D3M 31525 is Book II, and should be Stereo, it's just Columbia's numbering system changed in the '70's. As far as I know, Columbia's notation for Mono would be the letter L. For example, the Book 1 set in mono would be D3L 733.

The numbers for the first 3 single stereo albums are:
MS 6408
MS 6538
MS 6776

Hope this helps.
So, with the earlier Columbia recordings, were they released in both stereo and mono? For example, Dave Brubeck's Time Out: Take Five, there are two versions, one with stereo at the top and one without. In general, is the stereo version more desirable than the mono? Were there ever albums that were both stereo and mono capable? I guess I'm just trying to figure out how this whole early Columbia, "eye" thing works ;)

A suggestion,for what it is worth,remember VOX BOXES?

Harpsichordist Martin Galling recorded the complete keybord works of Bach for Vox.

The first three lp set includes the two part inventions,the three part inventions,and the WTC I.

Ralph Kirkpatrick recorded the WTC I and II for DG,on a clavichord.
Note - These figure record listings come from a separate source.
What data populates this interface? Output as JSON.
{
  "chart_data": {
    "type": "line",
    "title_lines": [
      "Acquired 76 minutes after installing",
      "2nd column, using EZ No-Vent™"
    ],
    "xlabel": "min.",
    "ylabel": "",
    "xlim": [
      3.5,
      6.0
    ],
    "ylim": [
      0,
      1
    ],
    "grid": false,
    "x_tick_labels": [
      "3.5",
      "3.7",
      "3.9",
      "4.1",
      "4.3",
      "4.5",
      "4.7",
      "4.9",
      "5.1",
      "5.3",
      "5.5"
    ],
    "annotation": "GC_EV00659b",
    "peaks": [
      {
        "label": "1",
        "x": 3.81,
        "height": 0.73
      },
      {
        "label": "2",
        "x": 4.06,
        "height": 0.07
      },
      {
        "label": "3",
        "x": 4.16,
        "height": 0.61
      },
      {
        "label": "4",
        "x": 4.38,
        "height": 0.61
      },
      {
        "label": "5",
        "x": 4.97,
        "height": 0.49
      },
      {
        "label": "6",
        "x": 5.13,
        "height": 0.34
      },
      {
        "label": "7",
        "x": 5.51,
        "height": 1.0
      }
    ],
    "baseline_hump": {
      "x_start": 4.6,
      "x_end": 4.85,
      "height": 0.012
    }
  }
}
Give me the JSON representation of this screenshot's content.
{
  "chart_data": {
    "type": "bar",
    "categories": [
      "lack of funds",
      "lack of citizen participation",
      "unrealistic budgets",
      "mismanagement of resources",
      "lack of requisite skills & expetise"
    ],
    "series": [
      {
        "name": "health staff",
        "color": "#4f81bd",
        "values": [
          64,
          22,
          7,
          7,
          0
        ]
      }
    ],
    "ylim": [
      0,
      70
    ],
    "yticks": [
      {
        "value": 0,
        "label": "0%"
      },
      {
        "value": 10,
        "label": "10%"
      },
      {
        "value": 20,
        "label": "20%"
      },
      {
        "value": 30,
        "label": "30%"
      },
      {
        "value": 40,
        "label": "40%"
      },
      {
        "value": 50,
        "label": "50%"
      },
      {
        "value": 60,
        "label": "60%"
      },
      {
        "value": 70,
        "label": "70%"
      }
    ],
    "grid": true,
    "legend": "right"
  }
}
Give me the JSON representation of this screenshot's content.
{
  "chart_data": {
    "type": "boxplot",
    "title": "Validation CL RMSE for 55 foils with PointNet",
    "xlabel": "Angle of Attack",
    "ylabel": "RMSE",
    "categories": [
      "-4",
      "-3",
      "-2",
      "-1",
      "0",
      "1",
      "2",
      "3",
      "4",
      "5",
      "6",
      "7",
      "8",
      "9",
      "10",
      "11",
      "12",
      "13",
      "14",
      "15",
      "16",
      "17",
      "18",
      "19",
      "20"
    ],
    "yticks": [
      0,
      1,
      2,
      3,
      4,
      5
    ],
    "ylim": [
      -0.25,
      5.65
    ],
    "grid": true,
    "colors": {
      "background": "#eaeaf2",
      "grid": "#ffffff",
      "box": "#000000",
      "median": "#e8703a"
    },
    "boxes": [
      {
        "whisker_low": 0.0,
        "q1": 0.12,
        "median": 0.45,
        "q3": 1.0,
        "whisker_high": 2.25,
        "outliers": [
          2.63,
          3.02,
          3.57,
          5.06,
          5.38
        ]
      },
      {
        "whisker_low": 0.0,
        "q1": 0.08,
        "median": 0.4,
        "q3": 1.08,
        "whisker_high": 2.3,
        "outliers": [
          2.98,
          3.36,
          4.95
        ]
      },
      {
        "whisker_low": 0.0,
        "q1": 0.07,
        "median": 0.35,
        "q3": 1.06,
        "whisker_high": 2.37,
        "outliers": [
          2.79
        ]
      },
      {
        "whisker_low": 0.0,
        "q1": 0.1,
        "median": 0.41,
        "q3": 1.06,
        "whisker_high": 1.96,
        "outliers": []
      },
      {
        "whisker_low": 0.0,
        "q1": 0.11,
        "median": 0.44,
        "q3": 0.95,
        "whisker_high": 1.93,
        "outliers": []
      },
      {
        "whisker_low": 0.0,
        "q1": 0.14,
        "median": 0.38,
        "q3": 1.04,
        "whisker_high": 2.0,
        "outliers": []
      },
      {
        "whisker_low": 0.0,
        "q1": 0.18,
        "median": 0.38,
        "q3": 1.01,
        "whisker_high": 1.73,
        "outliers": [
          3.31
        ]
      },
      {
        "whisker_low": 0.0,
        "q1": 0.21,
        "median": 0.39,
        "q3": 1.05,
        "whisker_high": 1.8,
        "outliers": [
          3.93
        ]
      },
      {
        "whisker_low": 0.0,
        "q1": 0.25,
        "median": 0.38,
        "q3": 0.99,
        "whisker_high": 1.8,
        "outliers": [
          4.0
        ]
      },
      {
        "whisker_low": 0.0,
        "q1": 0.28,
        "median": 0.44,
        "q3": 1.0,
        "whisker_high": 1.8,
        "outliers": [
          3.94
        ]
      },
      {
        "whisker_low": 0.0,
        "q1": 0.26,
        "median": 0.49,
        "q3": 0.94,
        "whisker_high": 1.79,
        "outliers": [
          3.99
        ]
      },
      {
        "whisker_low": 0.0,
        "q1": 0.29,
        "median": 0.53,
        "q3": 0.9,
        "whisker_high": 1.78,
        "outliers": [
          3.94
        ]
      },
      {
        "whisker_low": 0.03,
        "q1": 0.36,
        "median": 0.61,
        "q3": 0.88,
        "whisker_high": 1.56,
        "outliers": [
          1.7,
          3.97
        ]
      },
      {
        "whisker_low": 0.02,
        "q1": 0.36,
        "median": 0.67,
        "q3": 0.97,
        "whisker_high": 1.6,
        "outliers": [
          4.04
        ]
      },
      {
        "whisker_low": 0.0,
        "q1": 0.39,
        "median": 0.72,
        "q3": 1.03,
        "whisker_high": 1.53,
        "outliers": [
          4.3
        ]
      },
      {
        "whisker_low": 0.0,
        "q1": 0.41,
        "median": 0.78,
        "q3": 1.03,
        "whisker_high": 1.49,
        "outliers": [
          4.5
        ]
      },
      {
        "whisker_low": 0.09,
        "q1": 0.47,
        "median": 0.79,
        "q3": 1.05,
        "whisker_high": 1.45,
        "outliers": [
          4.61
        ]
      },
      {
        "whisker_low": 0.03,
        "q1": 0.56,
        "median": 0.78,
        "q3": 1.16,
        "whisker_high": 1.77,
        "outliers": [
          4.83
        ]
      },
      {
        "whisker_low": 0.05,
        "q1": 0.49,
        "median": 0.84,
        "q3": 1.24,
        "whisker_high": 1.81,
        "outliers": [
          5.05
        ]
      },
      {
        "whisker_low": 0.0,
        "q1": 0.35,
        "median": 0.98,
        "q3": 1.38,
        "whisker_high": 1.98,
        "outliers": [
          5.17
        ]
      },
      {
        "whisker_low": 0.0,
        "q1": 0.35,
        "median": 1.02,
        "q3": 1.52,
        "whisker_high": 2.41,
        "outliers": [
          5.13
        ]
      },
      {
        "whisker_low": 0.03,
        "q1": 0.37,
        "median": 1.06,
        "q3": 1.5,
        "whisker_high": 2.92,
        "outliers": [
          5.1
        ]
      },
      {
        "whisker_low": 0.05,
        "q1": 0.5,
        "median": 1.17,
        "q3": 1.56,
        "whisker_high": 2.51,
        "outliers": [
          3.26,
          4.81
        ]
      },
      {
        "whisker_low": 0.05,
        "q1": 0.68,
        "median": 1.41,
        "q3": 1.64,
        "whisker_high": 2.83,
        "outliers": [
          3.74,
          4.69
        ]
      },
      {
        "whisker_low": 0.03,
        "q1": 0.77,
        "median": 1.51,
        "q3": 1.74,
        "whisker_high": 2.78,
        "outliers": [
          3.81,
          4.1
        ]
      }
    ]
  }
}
In addition to a Gould piano set,a harpsichord set,and a clavichord set are intersting to have to compare similarities and differences---in addition to their musical value as stand alone sets.
A lot of lp's were issued in distinctly different Mono and Stereo versions up until the mid/late 60's. In the case of Brubeck, I'd personally want the stereo since it's an ensemble recording with instruments located across the soundstage. But for a solo piano recording, I'd keep an open mind. Sometimes the Mono versions are better - it varies depending on the recording. The number of "eyes" (which are actually microphones) only indicates the vintage of the pressing, not whether it's mono or stereo.

Here's a link to a good article on Mono:

Thanks for the reply. So, with a mono recording, is it okay to use a stereo cartridge? Will I only get sound from one side, or will I get mono in both speakers? I'm thinking about ordering some mono, and I wanted to know how it would all work.